My dad always told us that if you take the time to listen to people, get to know them, their name and what they drink, everyone has a pretty interesting story and as Bill and I are both proof you can learn something from even the dumbest guy in the bar. I think that places like the Haufbrau become even more important during these times of explosive population growth and constant changes around Bozeman as people crave something familiar and the same.

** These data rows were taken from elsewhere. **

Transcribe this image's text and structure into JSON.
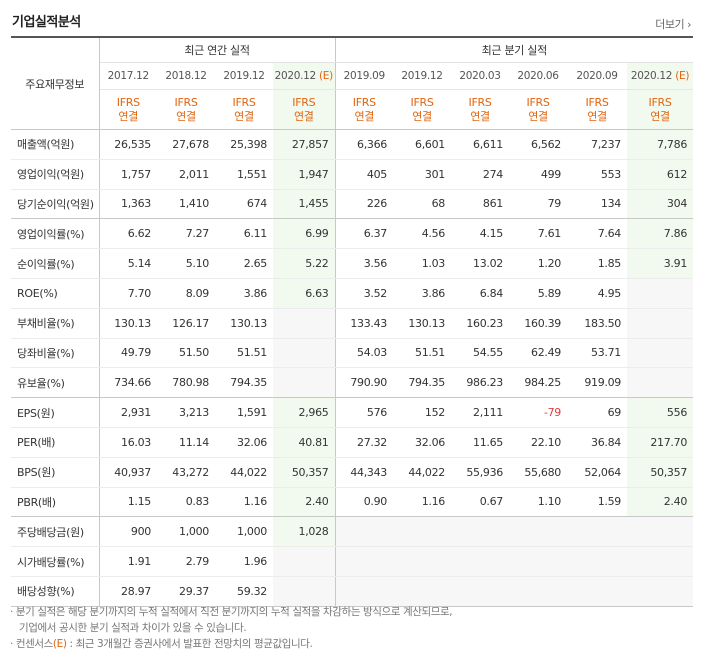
{
  "title": "기업실적분석",
  "more_label": "더보기",
  "corner_label": "주요재무정보",
  "annual_label": "최근 연간 실적",
  "quarter_label": "최근 분기 실적",
  "periods": [
    {
      "label": "2017.12",
      "est": false
    },
    {
      "label": "2018.12",
      "est": false
    },
    {
      "label": "2019.12",
      "est": false
    },
    {
      "label": "2020.12",
      "est": true
    },
    {
      "label": "2019.09",
      "est": false
    },
    {
      "label": "2019.12",
      "est": false
    },
    {
      "label": "2020.03",
      "est": false
    },
    {
      "label": "2020.06",
      "est": false
    },
    {
      "label": "2020.09",
      "est": false
    },
    {
      "label": "2020.12",
      "est": true
    }
  ],
  "est_mark": "(E)",
  "ifrs_line1": "IFRS",
  "ifrs_line2": "연결",
  "rows": [
    {
      "label": "매출액(억원)",
      "values": [
        "26,535",
        "27,678",
        "25,398",
        "27,857",
        "6,366",
        "6,601",
        "6,611",
        "6,562",
        "7,237",
        "7,786"
      ]
    },
    {
      "label": "영업이익(억원)",
      "values": [
        "1,757",
        "2,011",
        "1,551",
        "1,947",
        "405",
        "301",
        "274",
        "499",
        "553",
        "612"
      ]
    },
    {
      "label": "당기순이익(억원)",
      "values": [
        "1,363",
        "1,410",
        "674",
        "1,455",
        "226",
        "68",
        "861",
        "79",
        "134",
        "304"
      ]
    },
    {
      "label": "영업이익률(%)",
      "values": [
        "6.62",
        "7.27",
        "6.11",
        "6.99",
        "6.37",
        "4.56",
        "4.15",
        "7.61",
        "7.64",
        "7.86"
      ]
    },
    {
      "label": "순이익률(%)",
      "values": [
        "5.14",
        "5.10",
        "2.65",
        "5.22",
        "3.56",
        "1.03",
        "13.02",
        "1.20",
        "1.85",
        "3.91"
      ]
    },
    {
      "label": "ROE(%)",
      "values": [
        "7.70",
        "8.09",
        "3.86",
        "6.63",
        "3.52",
        "3.86",
        "6.84",
        "5.89",
        "4.95",
        ""
      ]
    },
    {
      "label": "부채비율(%)",
      "values": [
        "130.13",
        "126.17",
        "130.13",
        "",
        "133.43",
        "130.13",
        "160.23",
        "160.39",
        "183.50",
        ""
      ]
    },
    {
      "label": "당좌비율(%)",
      "values": [
        "49.79",
        "51.50",
        "51.51",
        "",
        "54.03",
        "51.51",
        "54.55",
        "62.49",
        "53.71",
        ""
      ]
    },
    {
      "label": "유보율(%)",
      "values": [
        "734.66",
        "780.98",
        "794.35",
        "",
        "790.90",
        "794.35",
        "986.23",
        "984.25",
        "919.09",
        ""
      ]
    },
    {
      "label": "EPS(원)",
      "values": [
        "2,931",
        "3,213",
        "1,591",
        "2,965",
        "576",
        "152",
        "2,111",
        "-79",
        "69",
        "556"
      ]
    },
    {
      "label": "PER(배)",
      "values": [
        "16.03",
        "11.14",
        "32.06",
        "40.81",
        "27.32",
        "32.06",
        "11.65",
        "22.10",
        "36.84",
        "217.70"
      ]
    },
    {
      "label": "BPS(원)",
      "values": [
        "40,937",
        "43,272",
        "44,022",
        "50,357",
        "44,343",
        "44,022",
        "55,936",
        "55,680",
        "52,064",
        "50,357"
      ]
    },
    {
      "label": "PBR(배)",
      "values": [
        "1.15",
        "0.83",
        "1.16",
        "2.40",
        "0.90",
        "1.16",
        "0.67",
        "1.10",
        "1.59",
        "2.40"
      ]
    },
    {
      "label": "주당배당금(원)",
      "values": [
        "900",
        "1,000",
        "1,000",
        "1,028",
        "",
        "",
        "",
        "",
        "",
        ""
      ]
    },
    {
      "label": "시가배당률(%)",
      "values": [
        "1.91",
        "2.79",
        "1.96",
        "",
        "",
        "",
        "",
        "",
        "",
        ""
      ]
    },
    {
      "label": "배당성향(%)",
      "values": [
        "28.97",
        "29.37",
        "59.32",
        "",
        "",
        "",
        "",
        "",
        "",
        ""
      ]
    }
  ],
  "notes": {
    "line1": "· 분기 실적은 해당 분기까지의 누적 실적에서 직전 분기까지의 누적 실적을 차감하는 방식으로 계산되므로,",
    "line2": "기업에서 공시한 분기 실적과 차이가 있을 수 있습니다.",
    "line3_prefix": "· 컨센서스",
    "line3_mark": "(E)",
    "line3_rest": " : 최근 3개월간 증권사에서 발표한 전망치의 평균값입니다."
  },
  "colors": {
    "estimate_bg": "#f2faf0",
    "accent": "#e2640e",
    "negative": "#e03a3a"
  }
}
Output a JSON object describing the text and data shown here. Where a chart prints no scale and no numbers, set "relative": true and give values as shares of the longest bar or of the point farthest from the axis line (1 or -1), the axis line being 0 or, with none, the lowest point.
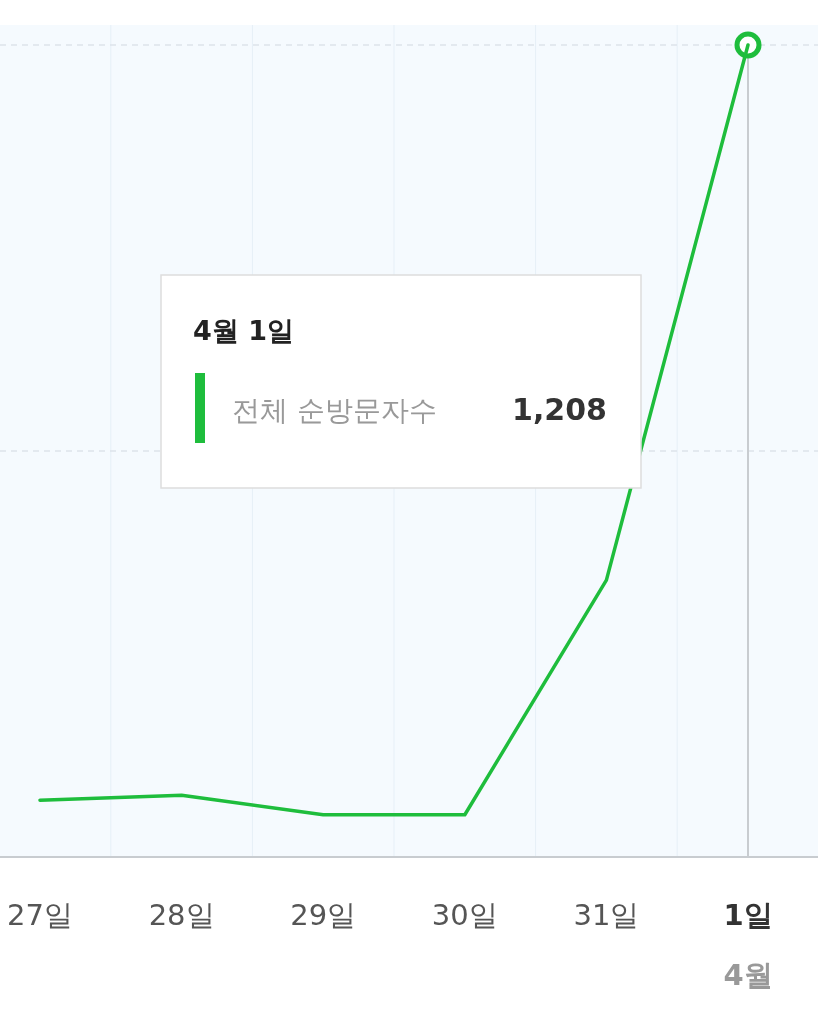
{
  "chart_data": {
    "type": "line",
    "relative": true,
    "grid": "x",
    "marker": "none",
    "line_style": "solid",
    "categories": [
      "27일",
      "28일",
      "29일",
      "30일",
      "31일",
      "1일"
    ],
    "series": [
      {
        "name": "전체 순방문자수",
        "color": "#1ebd3c",
        "values": [
          0.07,
          0.076,
          0.052,
          0.052,
          0.341,
          1
        ]
      }
    ],
    "ref_lines": [
      {
        "axis": "y",
        "value": 0.5,
        "color": "#dde3ea",
        "line_style": "dashed"
      },
      {
        "axis": "y",
        "value": 1,
        "color": "#dde3ea",
        "line_style": "dashed"
      },
      {
        "axis": "x",
        "value": "1일",
        "color": "#c8ccd0",
        "line_style": "solid"
      }
    ],
    "annotations": [
      "4월 1일",
      "1,208",
      "4월"
    ]
  }
}
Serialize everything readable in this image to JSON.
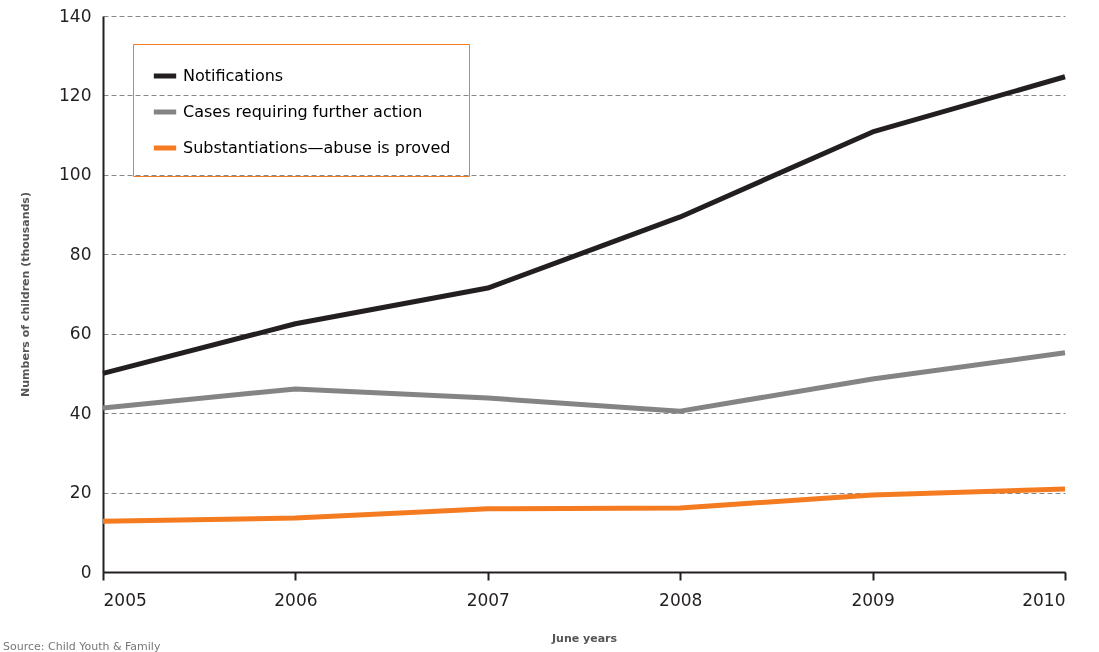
{
  "chart_data": {
    "type": "line",
    "xlabel": "June years",
    "ylabel": "Numbers of children (thousands)",
    "x": [
      2005,
      2006,
      2007,
      2008,
      2009,
      2010
    ],
    "series": [
      {
        "name": "Notifications",
        "color": "#231f20",
        "values": [
          50,
          62.5,
          71.5,
          89.4,
          110.8,
          124.7
        ]
      },
      {
        "name": "Cases requiring further action",
        "color": "#848484",
        "values": [
          41.3,
          46.1,
          43.8,
          40.5,
          48.6,
          55.2
        ]
      },
      {
        "name": "Substantiations—abuse is proved",
        "color": "#f47b20",
        "values": [
          12.8,
          13.6,
          15.9,
          16.1,
          19.4,
          20.9
        ]
      }
    ],
    "xlim": [
      2005,
      2010
    ],
    "xticks": [
      2005,
      2006,
      2007,
      2008,
      2009,
      2010
    ],
    "ylim": [
      0,
      140
    ],
    "yticks": [
      0,
      20,
      40,
      60,
      80,
      100,
      120,
      140
    ],
    "grid": "y",
    "legend": "top left",
    "marker": "none",
    "line_style": "solid",
    "annotations": [
      "Source: Child Youth & Family"
    ]
  }
}
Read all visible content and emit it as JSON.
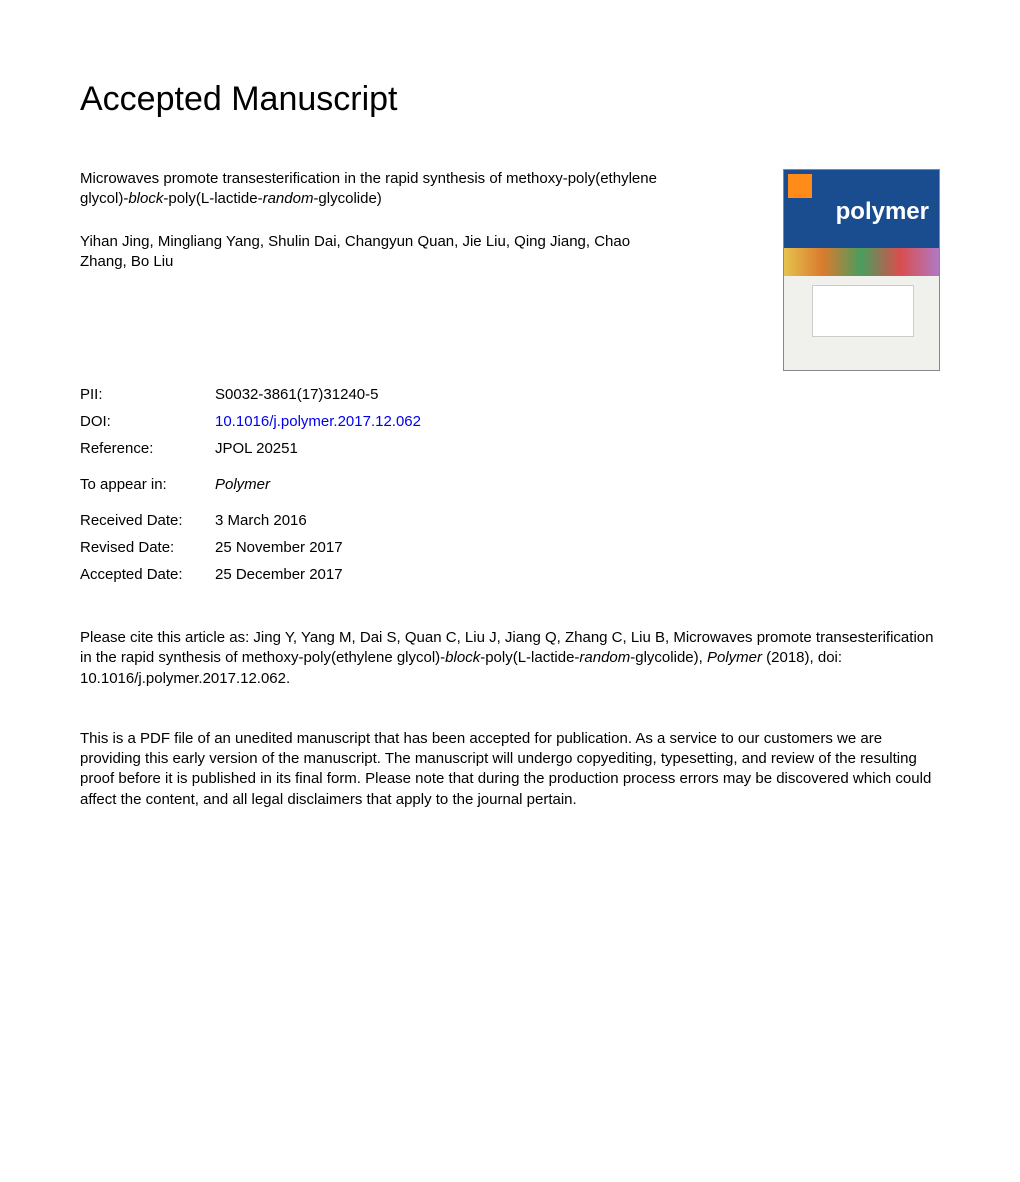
{
  "heading": "Accepted Manuscript",
  "title_parts": {
    "pre": "Microwaves promote transesterification in the rapid synthesis of methoxy-poly(ethylene glycol)-",
    "i1": "block",
    "mid": "-poly(L-lactide-",
    "i2": "random",
    "post": "-glycolide)"
  },
  "authors": "Yihan Jing, Mingliang Yang, Shulin Dai, Changyun Quan, Jie Liu, Qing Jiang, Chao Zhang, Bo Liu",
  "journal_cover": {
    "title": "polymer"
  },
  "meta": {
    "pii_label": "PII:",
    "pii": "S0032-3861(17)31240-5",
    "doi_label": "DOI:",
    "doi": "10.1016/j.polymer.2017.12.062",
    "ref_label": "Reference:",
    "ref": "JPOL 20251",
    "appear_label": "To appear in:",
    "appear": "Polymer",
    "received_label": "Received Date:",
    "received": "3 March 2016",
    "revised_label": "Revised Date:",
    "revised": "25 November 2017",
    "accepted_label": "Accepted Date:",
    "accepted": "25 December 2017"
  },
  "citation": {
    "pre": "Please cite this article as: Jing Y, Yang M, Dai S, Quan C, Liu J, Jiang Q, Zhang C, Liu B, Microwaves promote transesterification in the rapid synthesis of methoxy-poly(ethylene glycol)-",
    "i1": "block",
    "mid": "-poly(L-lactide-",
    "i2": "random",
    "post1": "-glycolide), ",
    "journal": "Polymer",
    "post2": " (2018), doi: 10.1016/j.polymer.2017.12.062."
  },
  "disclaimer": "This is a PDF file of an unedited manuscript that has been accepted for publication. As a service to our customers we are providing this early version of the manuscript. The manuscript will undergo copyediting, typesetting, and review of the resulting proof before it is published in its final form. Please note that during the production process errors may be discovered which could affect the content, and all legal disclaimers that apply to the journal pertain."
}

With the rampant use and availability of social media and technology people need now more than ever a place they can step back in time and see and visit one another face to face, a real conversation in lieu of a text or email.
In conclusion, while we may fit the mold of a dive bar with graffitied restrooms, decades old patina on most surfaces and peanut shells crunching beneath your feet, know that this old building is so much more. I can only imagine how many relationships have begun and ended, how many births have been celebrated, how many loved ones mourned while friends and family were comforted, how many friendships have been spawned and how many hangovers have been created within these walls. If you are looking for an experience that is uniquely Bozeman that steps out of the sterility of normal, number 16 on buzzfeeds best college bar list and voted most romantic place in Bozeman by Bozeman’s Own Magazine in 2016 come down and see us. In conjunction with Craft Beer Week, tomorrow we are sponsoring a burger and IPA event at the Haufbrau. Beneath the crusty veneer of the dive is part of the heart of Bozeman.